Jika orang yang dicintai atau teman dalam bahaya mencoba bunuh diri atau telah melakukan upaya:

  • Pastikan seseorang tetap bersama orang itu.
  • Hubungi nomor darurat lokal Kalian segera.
    Atau, jika Kalian dapat melakukannya dengan aman, bawa orang tersebut ke ruang gawat darurat rumah sakit terdekat.

Jangan pernah cuek akan komentar seseorang tentang bunuh diri. Selalu ambil tindakan untuk mendapatkan bantuan.

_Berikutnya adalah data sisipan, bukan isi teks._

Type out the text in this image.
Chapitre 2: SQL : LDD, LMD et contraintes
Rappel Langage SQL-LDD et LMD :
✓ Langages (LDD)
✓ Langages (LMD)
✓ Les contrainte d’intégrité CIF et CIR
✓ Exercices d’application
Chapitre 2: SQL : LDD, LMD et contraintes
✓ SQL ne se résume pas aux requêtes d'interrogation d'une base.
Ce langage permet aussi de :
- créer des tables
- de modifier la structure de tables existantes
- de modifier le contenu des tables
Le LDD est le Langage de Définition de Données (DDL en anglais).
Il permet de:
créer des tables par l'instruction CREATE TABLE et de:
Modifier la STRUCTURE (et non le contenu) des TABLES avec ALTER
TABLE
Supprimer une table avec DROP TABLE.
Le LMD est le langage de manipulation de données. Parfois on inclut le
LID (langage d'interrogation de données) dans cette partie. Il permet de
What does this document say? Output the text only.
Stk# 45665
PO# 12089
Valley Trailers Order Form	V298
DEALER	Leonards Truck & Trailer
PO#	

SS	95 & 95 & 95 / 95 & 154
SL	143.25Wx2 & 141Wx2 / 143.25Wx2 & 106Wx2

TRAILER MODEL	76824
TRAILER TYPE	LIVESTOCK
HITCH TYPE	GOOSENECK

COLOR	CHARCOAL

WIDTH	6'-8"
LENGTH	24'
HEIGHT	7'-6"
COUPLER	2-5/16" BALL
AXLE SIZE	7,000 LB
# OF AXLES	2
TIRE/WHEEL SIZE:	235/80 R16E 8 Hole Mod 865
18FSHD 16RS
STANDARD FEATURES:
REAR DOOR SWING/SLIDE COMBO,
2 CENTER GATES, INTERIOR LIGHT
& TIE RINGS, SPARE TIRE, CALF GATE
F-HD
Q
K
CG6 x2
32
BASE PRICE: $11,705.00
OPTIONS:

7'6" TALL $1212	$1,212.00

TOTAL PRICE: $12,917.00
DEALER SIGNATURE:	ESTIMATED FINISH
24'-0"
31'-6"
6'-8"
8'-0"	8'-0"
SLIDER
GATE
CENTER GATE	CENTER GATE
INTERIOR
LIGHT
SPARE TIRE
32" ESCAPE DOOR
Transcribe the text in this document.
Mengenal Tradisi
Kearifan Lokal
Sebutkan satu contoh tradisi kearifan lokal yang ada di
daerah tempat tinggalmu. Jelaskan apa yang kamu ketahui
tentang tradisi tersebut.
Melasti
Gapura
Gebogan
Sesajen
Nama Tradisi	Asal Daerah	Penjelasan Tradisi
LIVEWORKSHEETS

Penyebab Depresi Pada Remaja

Tidak diketahui secara pasti apa yang menyebabkan risiko depresi pada anak , tetapi berbagai masalah depresi remaja mungkin terlibat. Hal tersebut termasuk:

  • Senyawa Otak. Neurotransmitter merupakan salah satu senyawa dalam otak yang bertugas sebagai pembawa sinyal dari naggota tubuh lain ke dalam otak. Saat senyawa kimia tersebut tidak stabil, fungsi saraf reseptor dan juga sistem saraf akan berubah, hal ini akan membuat kita menjadi depresi.
  • Hormon. Hormon yang tidak stabil akan membuat diri kita menjadi lebih mudah depresi.
  • Sifat-sifat yang diwariskan. Depresi biasanya terjadi di karenakan genetik yang di wariskan dari keluarganya.
  • Trauma masa kecil.Kejadian yang membuat kita menjadi trauma saat masih kecil seperti:
    • kekerasan fisik atau emosional
    • atau kehilangan orang tua

bisa menjadi salah satu faktor yang menyebabkan otak kita menjadi lebih mudah mengalami depresi.

  • Mempelajari pola berpikir negatif. Depresi remaja yang di sebabkan oleh pembelajaran tentang tantangan hidup dan juga depresi.

Faktor risiko dari Depresi Remaja

Banyak faktor yang meningkatkan risiko mengembangkan atau memicu depresi remaja, termasuk:

  • Pernah menjadi korban atau saksi kekerasan, seperti kekerasan fisik atau seksual
  • Mempunyai kondisi kesehatan mental seperti:
    • gangguan bipolar
    • gangguan kecemasan
    • lalu gangguan kepribadian
    • anoreksia atau bulimia
  • Memiliki ketidakmampuan belajar atau attention-deficit/hyperactivity disorder (ADHD)
  • Dan Memiliki rasa sakit yang berkelanjutan atau penyakit fisik kronis seperti kanker, diabetes atau asma
  • Memiliki ciri-ciri kepribadian tertentu, seperti rendah diri atau terlalu bergantung, kritis terhadap diri sendiri atau pesimis
  • Menyalahgunakan alkohol, nikotin, atau obat-obatan lainnya

Riwayat keluarga dan masalah dengan keluarga atau orang lain juga dapat meningkatkan risiko depresi pada anak remaja Kalian, seperti:

  • Memiliki orang tua, kakek-nenek atau kerabat darah lainnya dengan depresi, gangguan bipolar atau masalah penggunaan alkohol
  • Memiliki anggota keluarga yang meninggal karena bunuh diri
  • lalu Memiliki keluarga yang disfungsional dan konflik keluarga
  • Setelah mengalami peristiwa kehidupan yang penuh tekanan baru-baru ini, seperti perceraian orang tua, dinas militer orang tua, atau kematian orang yang dicintai.

Dan itulah beberapa pembahasan tentang Gejala dan Penyebab Depresi.